Este protocolo é significativo porque é um método optogenético, ou ativado pela luz, para induzir a expressão genética, em um organismo intacto. No nosso caso, um embrião de zebrafish. A vantagem dessa técnica, é que ela usa a luz, como um agente indutor, o que permite um controle muito preciso, espaçacial e temporal da indução.
Este protocolo seria útil para qualquer situação em que a expressão genética indutível seria útil. Isso inclui coisas como rastreamento de linhagem, ensaios de ganho de função ou experimentos de resgate. Para começar, o painel LED em relação às placas de Petri contendo embriões para fornecer 1,5 miliwatts por centímetro quadrado de energia de luz para vários embriões ao mesmo tempo.
Para reduzir o risco de dano fotográfico ao Ativador Transcricional da Cauda, poste a luz em intervalos de uma hora de desconto usando um relé de temporizador, se iluminar por mais de três horas. Remova as tampas da placa de Petri para minimizar a dispersão de luz da condensação. Coloque placas de Petri contendo embriões de controle e uma caixa à prova de luz para controles escuros.

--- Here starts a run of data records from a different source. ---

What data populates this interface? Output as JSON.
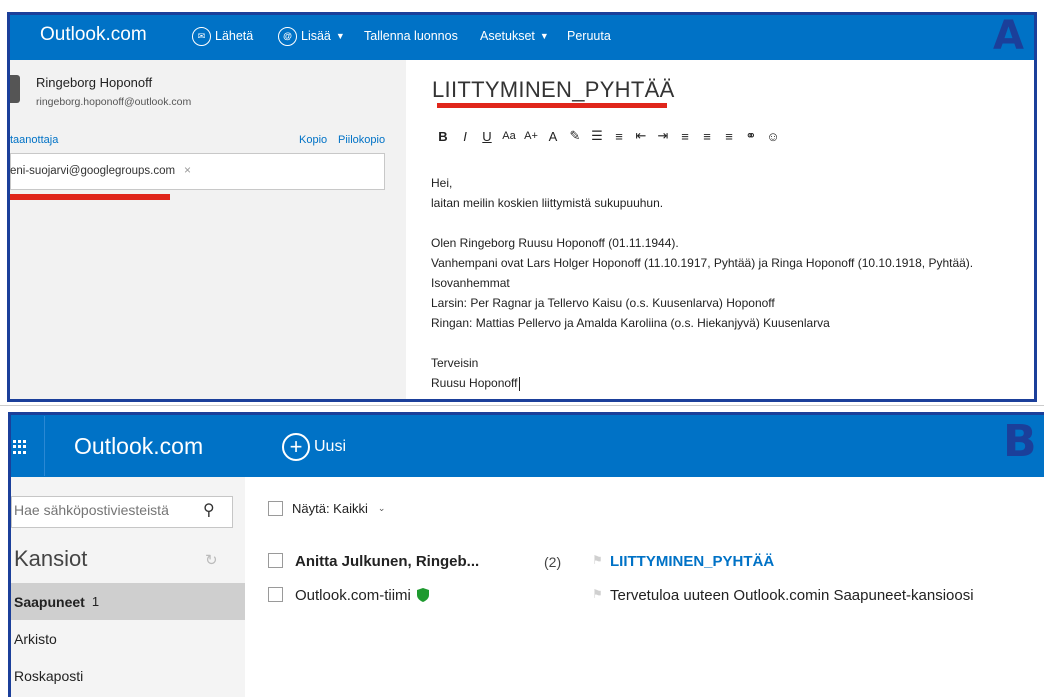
{
  "panel_a": {
    "letter": "A",
    "brand": "Outlook.com",
    "toolbar": {
      "send_label": "Lähetä",
      "more_label": "Lisää",
      "save_draft_label": "Tallenna luonnos",
      "settings_label": "Asetukset",
      "cancel_label": "Peruuta"
    },
    "sender": {
      "name": "Ringeborg Hoponoff",
      "email": "ringeborg.hoponoff@outlook.com"
    },
    "to_label": "taanottaja",
    "cc_label": "Kopio",
    "bcc_label": "Piilokopio",
    "recipient": "eni-suojarvi@googlegroups.com",
    "recipient_remove": "×",
    "subject": "LIITTYMINEN_PYHTÄÄ",
    "format_buttons": [
      {
        "icon": "bold-icon",
        "glyph": "B"
      },
      {
        "icon": "italic-icon",
        "glyph": "I"
      },
      {
        "icon": "underline-icon",
        "glyph": "U"
      },
      {
        "icon": "font-size-icon",
        "glyph": "Aa"
      },
      {
        "icon": "grow-font-icon",
        "glyph": "A+"
      },
      {
        "icon": "font-color-icon",
        "glyph": "A"
      },
      {
        "icon": "highlight-icon",
        "glyph": "✎"
      },
      {
        "icon": "numbered-list-icon",
        "glyph": "☰"
      },
      {
        "icon": "bullet-list-icon",
        "glyph": "≡"
      },
      {
        "icon": "decrease-indent-icon",
        "glyph": "⇤"
      },
      {
        "icon": "increase-indent-icon",
        "glyph": "⇥"
      },
      {
        "icon": "align-left-icon",
        "glyph": "≡"
      },
      {
        "icon": "align-center-icon",
        "glyph": "≡"
      },
      {
        "icon": "align-right-icon",
        "glyph": "≡"
      },
      {
        "icon": "link-icon",
        "glyph": "⚭"
      },
      {
        "icon": "emoji-icon",
        "glyph": "☺"
      }
    ],
    "body_lines": [
      "Hei,",
      "laitan meilin koskien liittymistä sukupuuhun.",
      "",
      "Olen Ringeborg Ruusu Hoponoff (01.11.1944).",
      "Vanhempani ovat Lars Holger Hoponoff (11.10.1917, Pyhtää) ja Ringa Hoponoff (10.10.1918, Pyhtää).",
      "Isovanhemmat",
      "Larsin: Per Ragnar  ja Tellervo Kaisu (o.s. Kuusenlarva) Hoponoff",
      "Ringan: Mattias Pellervo ja Amalda Karoliina (o.s. Hiekanjyvä) Kuusenlarva",
      "",
      "Terveisin",
      "Ruusu Hoponoff"
    ]
  },
  "panel_b": {
    "letter": "B",
    "brand": "Outlook.com",
    "new_label": "Uusi",
    "search_placeholder": "Hae sähköpostiviesteistä",
    "folders_heading": "Kansiot",
    "folders": [
      {
        "label": "Saapuneet",
        "count": "1",
        "selected": true
      },
      {
        "label": "Arkisto",
        "count": "",
        "selected": false
      },
      {
        "label": "Roskaposti",
        "count": "",
        "selected": false
      }
    ],
    "filter_label": "Näytä: Kaikki",
    "messages": [
      {
        "sender": "Anitta Julkunen, Ringeb...",
        "count": "(2)",
        "subject": "LIITTYMINEN_PYHTÄÄ",
        "unread": true,
        "verified": false
      },
      {
        "sender": "Outlook.com-tiimi",
        "count": "",
        "subject": "Tervetuloa uuteen Outlook.comin Saapuneet-kansioosi",
        "unread": false,
        "verified": true
      }
    ]
  },
  "colors": {
    "brand_blue": "#0072c6",
    "frame_blue": "#1b3f9a",
    "annotation_red": "#e0261b",
    "verified_green": "#1e9a2f"
  }
}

Remova os embriões da iluminação, após a duração desejada de ativação. Para extração total de RNA, use um kit de extração de RNA. Transfira os embriões para um tubo de micro centrífuga de 1,5 mililitro e remova o excesso de água dos ovos.
Após a adição de tampão de lise, homogeneize os embriões com o pilão plástico. Transfira o lysate para uma coluna fornecida pelo kit e siga as instruções do fabricante para purificar o RNA. Armazene o RNA purificado, a menos 20 a menos 80 graus Celsius, até que use ou síntese imediatamente de cDNA de um micrograma, RNA total usando o kit de síntese cDNA, seguindo as instruções do fabricante.

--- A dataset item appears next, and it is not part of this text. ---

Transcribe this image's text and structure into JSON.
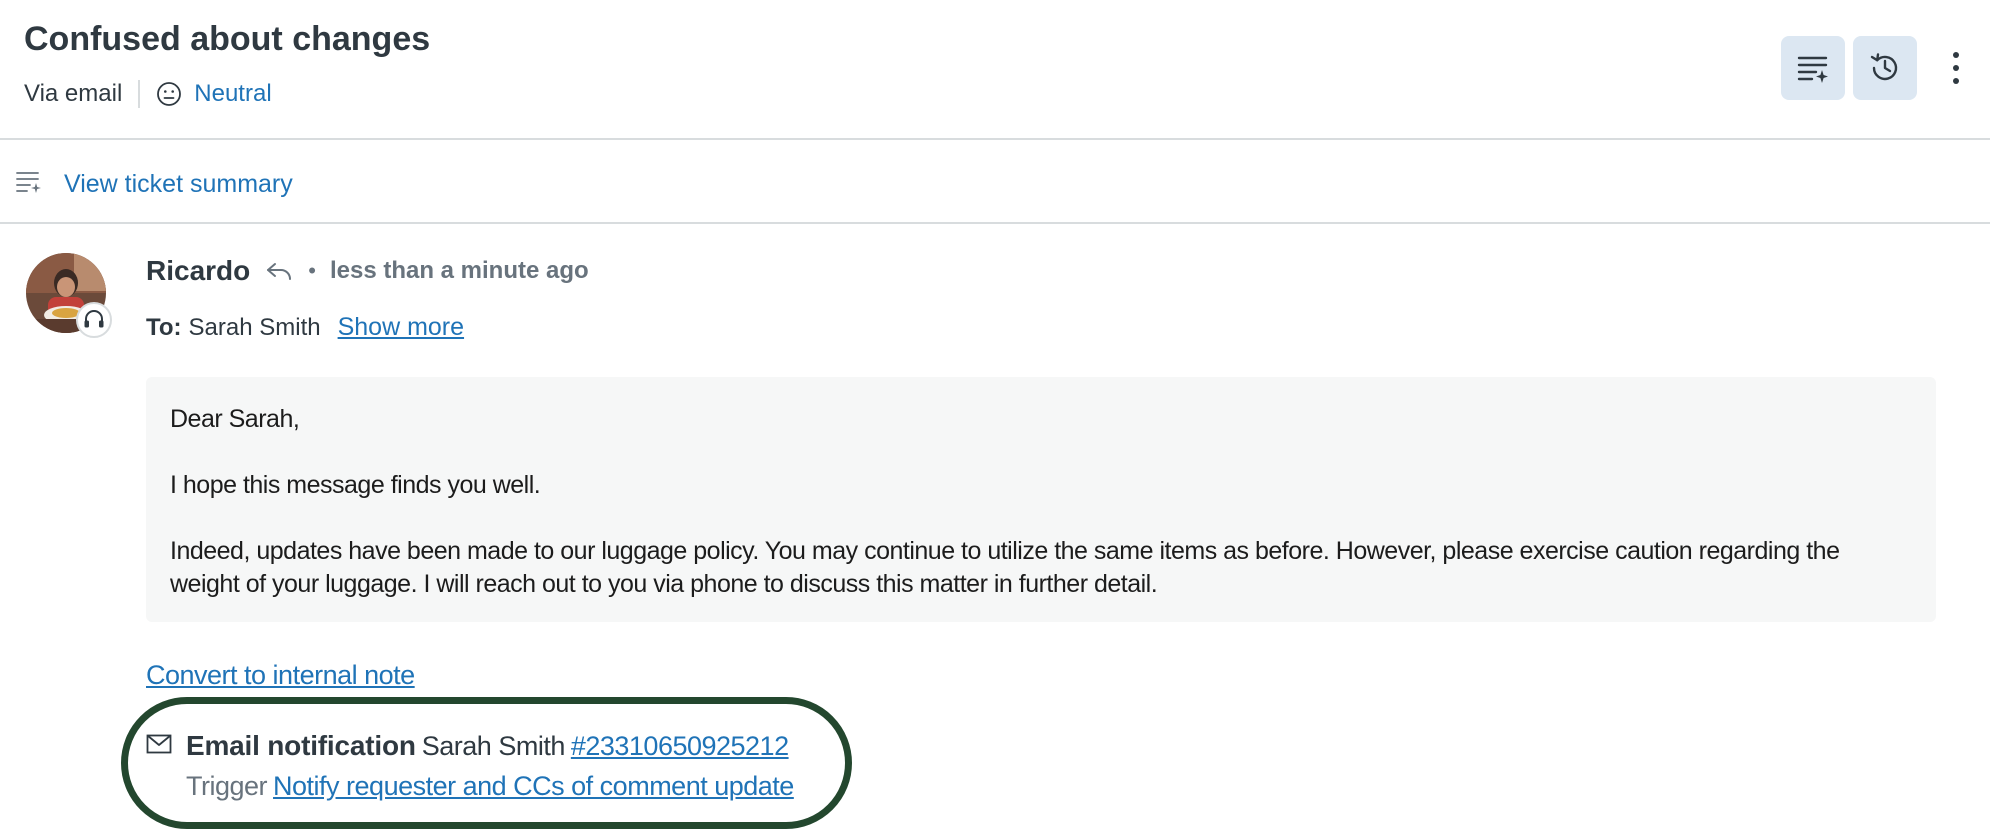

Adicione um micrograma de RNA em uma parede fina 0,2 mililitro, tubo PCR, contendo quatro microliters, de cinco vezes mistura mestre de reação cDNA, seguido pela adição de um microliter, de 20 vezes solução de enzima transcriptase reversa. Em seguida, compõem um volume final de 20 microliters, com água sem nuclease. Coloque o tubo em um ciclo termo programado para síntese de CDNA.
Armazene o cDNA sintetizado a menos 20 graus celsius até usar ou usar imediatamente para avaliação quantitativa. Configure as reações quantitativas do PCR contendo mistura mestre de enzimas de verde cibernético. Cinco vezes diluídos primers cDNA e GFP em 325 nanomolar concentração em triplicados e conduzir a reação em uma máquina PCR programada em tempo real.
Após a conclusão da reação, analise a curva de derretimento para determinar a especificidade da reação. Calcule a indução ativada pela luz como mudança de dobra em relação aos embriões de controle usando o método duplo de Tomografia Delta. E usar software estatístico para determinar o significado.
Após a remoção dos embriões da iluminação, imobilize embriões para imagem em 3%de metilcelulose contendo 0,01% Tricaine em lâminas de depressão de vidro. Adquira imagens de fluorescência e brightfield em um microscópio estéreo fluorescente conectado a uma câmera digital usando as configurações padrão do filtro GFP. Mescle imagens de brightfield e fluorescência após a aquisição com software de processamento de imagens.
A quantificação da expressão GFP indicou indução de expressão logo após 30 minutos após a exposição à luz azul. Os níveis de expressão GFP continuaram a aumentar até seis horas, após a ativação de forma constante. A indução de GFP também foi avaliada qualitativamente examinando a intensidade da fluorescência ao mesmo tempo em que os pontos pós-ativação.
A fluorescência GFP acima dos níveis de fundo foi observada pela primeira vez em três horas após a ativação e tornou-se visivelmente mais brilhante em seis horas após a ativação. Em contraste, os embriões de controle para todos os pontos de tempo, mantidos no escuro, não apresentaram, qualquer fluorescência GFP apreciável. A luz ativante deve estar na faixa azul do espectro de luz visível.
Tanto a luz do quarto quanto a luz solar contém alguma luz azul. Portanto, tome cuidado para proteger seus controles negativos de quaisquer fontes de luz ambiente. O sistema TAEL C120 é geneticamente codificado e modular e pode conduzir a expressão de qualquer gene de interesse.
Assim, combinado com outras técnicas, pode ser usado para responder a uma série de perguntas biológicas.